In recent years, deep learning-based sequence modelings, such as language models, have received much attention and success, which pushes researchers to explore the possibility of transforming non-sequential problems into a sequential form. Following this thought, deep neural networks can be represented as composite functions of a sequence of mappings, linear or nonlinear, where each composition can be viewed as a \emph{word}. However, the weights of linear mappings are undetermined and hence require an infinite number of words. In this article, we investigate the finite case and constructively prove the existence of a finite \emph{vocabulary} $V=\{\phi_i: \mathbb{R}^d \to \mathbb{R}^d | i=1,...,n\}$ with $n=O(d^2)$ for the universal approximation. That is, for any continuous mapping $f: \mathbb{R}^d \to \mathbb{R}^d$, compact domain $\Omega$ and $\varepsilon>0$, there is a sequence of mappings $\phi_{i_1}, ..., \phi_{i_m} \in V, m \in \mathbb{Z}_+$, such that the composition $\phi_{i_m} \circ ... \circ \phi_{i_1} $ approximates $f$ on $\Omega$ with an error less than $\varepsilon$. Our results demonstrate an unusual approximation power of mapping compositions and motivate a novel compositional model for regular languages.

翻译：近年来，基于深度学习的序列建模（如语言模型）获得了广泛关注与成功，这促使研究者探索将非序列问题转化为序列形式的可能性。沿此思路，深度神经网络可表示为一系列线性或非线性映射的复合函数，其中每个组合可视为一个\emph{词}。然而线性映射的权重未确定，因此需要无限数量的词汇。本文研究有限情形，通过构造性方法证明存在一个有限\emph{词汇表}$V=\{\phi_i: \mathbb{R}^d \to \mathbb{R}^d | i=1,...,n\}$（其中$n=O(d^2)$）可实现通用逼近。

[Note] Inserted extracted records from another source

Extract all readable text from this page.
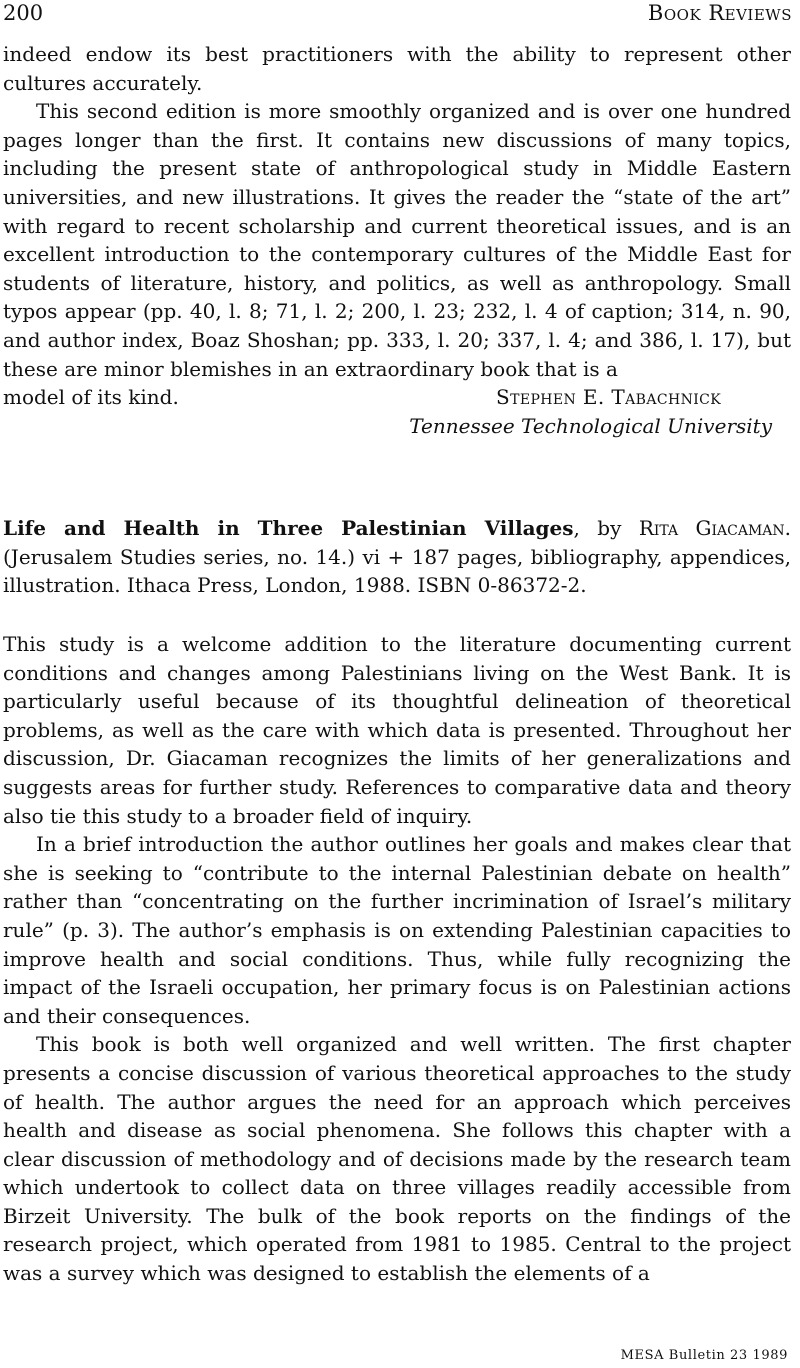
200	Book Reviews

indeed endow its best practitioners with the ability to represent other cultures accurately.

This second edition is more smoothly organized and is over one hundred pages longer than the first. It contains new discussions of many topics, including the present state of anthropological study in Middle Eastern universities, and new illustrations. It gives the reader the “state of the art” with regard to recent scholarship and current theoretical issues, and is an excellent introduction to the contemporary cultures of the Middle East for students of literature, history, and politics, as well as anthropology. Small typos appear (pp. 40, l. 8; 71, l. 2; 200, l. 23; 232, l. 4 of caption; 314, n. 90, and author index, Boaz Shoshan; pp. 333, l. 20; 337, l. 4; and 386, l. 17), but these are minor blemishes in an extraordinary book that is a

model of its kind.	Stephen E. Tabachnick
Tennessee Technological University
Life and Health in Three Palestinian Villages, by Rita Giacaman. (Jerusalem Studies series, no. 14.) vi + 187 pages, bibliography, appendices, illustration. Ithaca Press, London, 1988. ISBN 0-86372-2.

This study is a welcome addition to the literature documenting current conditions and changes among Palestinians living on the West Bank. It is particularly useful because of its thoughtful delineation of theoretical problems, as well as the care with which data is presented. Throughout her discussion, Dr. Giacaman recognizes the limits of her generalizations and suggests areas for further study. References to comparative data and theory also tie this study to a broader field of inquiry.

In a brief introduction the author outlines her goals and makes clear that she is seeking to “contribute to the internal Palestinian debate on health” rather than “concentrating on the further incrimination of Israel’s military rule” (p. 3). The author’s emphasis is on extending Palestinian capacities to improve health and social conditions. Thus, while fully recognizing the impact of the Israeli occupation, her primary focus is on Palestinian actions and their consequences.

This book is both well organized and well written. The first chapter presents a concise discussion of various theoretical approaches to the study of health. The author argues the need for an approach which perceives health and disease as social phenomena. She follows this chapter with a clear discussion of methodology and of decisions made by the research team which undertook to collect data on three villages readily accessible from Birzeit University. The bulk of the book reports on the findings of the research project, which operated from 1981 to 1985. Central to the project was a survey which was designed to establish the elements of a

MESA Bulletin 23 1989
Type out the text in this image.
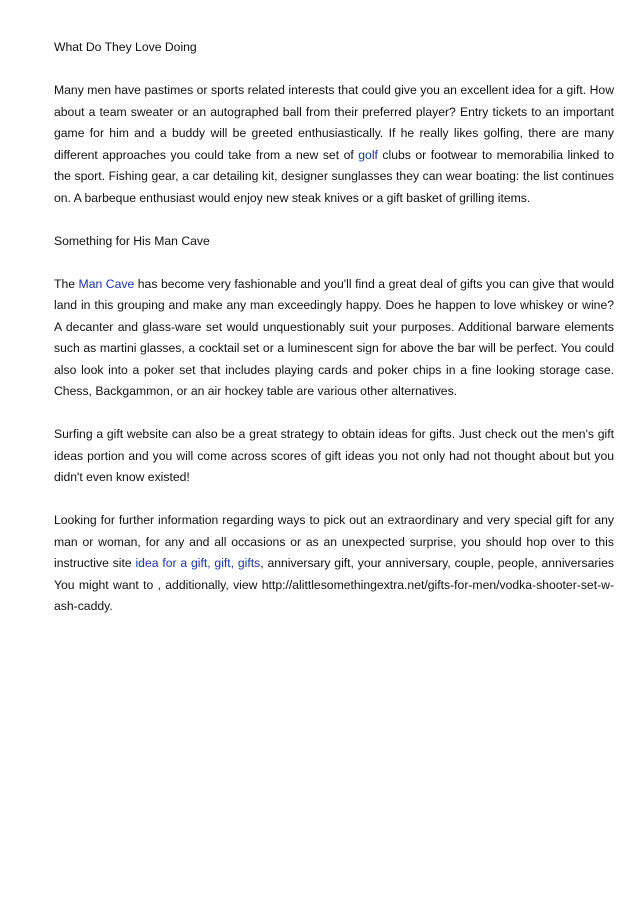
What Do They Love Doing

Many men have pastimes or sports related interests that could give you an excellent idea for a gift. How about a team sweater or an autographed ball from their preferred player? Entry tickets to an important game for him and a buddy will be greeted enthusiastically. If he really likes golfing, there are many different approaches you could take from a new set of golf clubs or footwear to memorabilia linked to the sport. Fishing gear, a car detailing kit, designer sunglasses they can wear boating: the list continues on. A barbeque enthusiast would enjoy new steak knives or a gift basket of grilling items.

Something for His Man Cave

The Man Cave has become very fashionable and you'll find a great deal of gifts you can give that would land in this grouping and make any man exceedingly happy. Does he happen to love whiskey or wine? A decanter and glass-ware set would unquestionably suit your purposes. Additional barware elements such as martini glasses, a cocktail set or a luminescent sign for above the bar will be perfect. You could also look into a poker set that includes playing cards and poker chips in a fine looking storage case. Chess, Backgammon, or an air hockey table are various other alternatives.

Surfing a gift website can also be a great strategy to obtain ideas for gifts. Just check out the men's gift ideas portion and you will come across scores of gift ideas you not only had not thought about but you didn't even know existed!

Looking for further information regarding ways to pick out an extraordinary and very special gift for any man or woman, for any and all occasions or as an unexpected surprise, you should hop over to this instructive site idea for a gift, gift, gifts, anniversary gift, your anniversary, couple, people, anniversaries You might want to , additionally, view http://alittlesomethingextra.net/gifts-for-men/vodka-shooter-set-w-ash-caddy.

即对于任意连续映射$f: \mathbb{R}^d \to \mathbb{R}^d$、紧致域$\Omega$及$\varepsilon>0$，总存在映射序列$\phi_{i_1}, ..., \phi_{i_m} \in V, m \in \mathbb{Z}_+$，使得复合映射$\phi_{i_m} \circ ... \circ \phi_{i_1}$在$\Omega$上以小于$\varepsilon$的误差逼近$f$。我们的结果揭示了映射组合非凡的逼近能力，并为正则语言的新型组合模型提供了理论依据。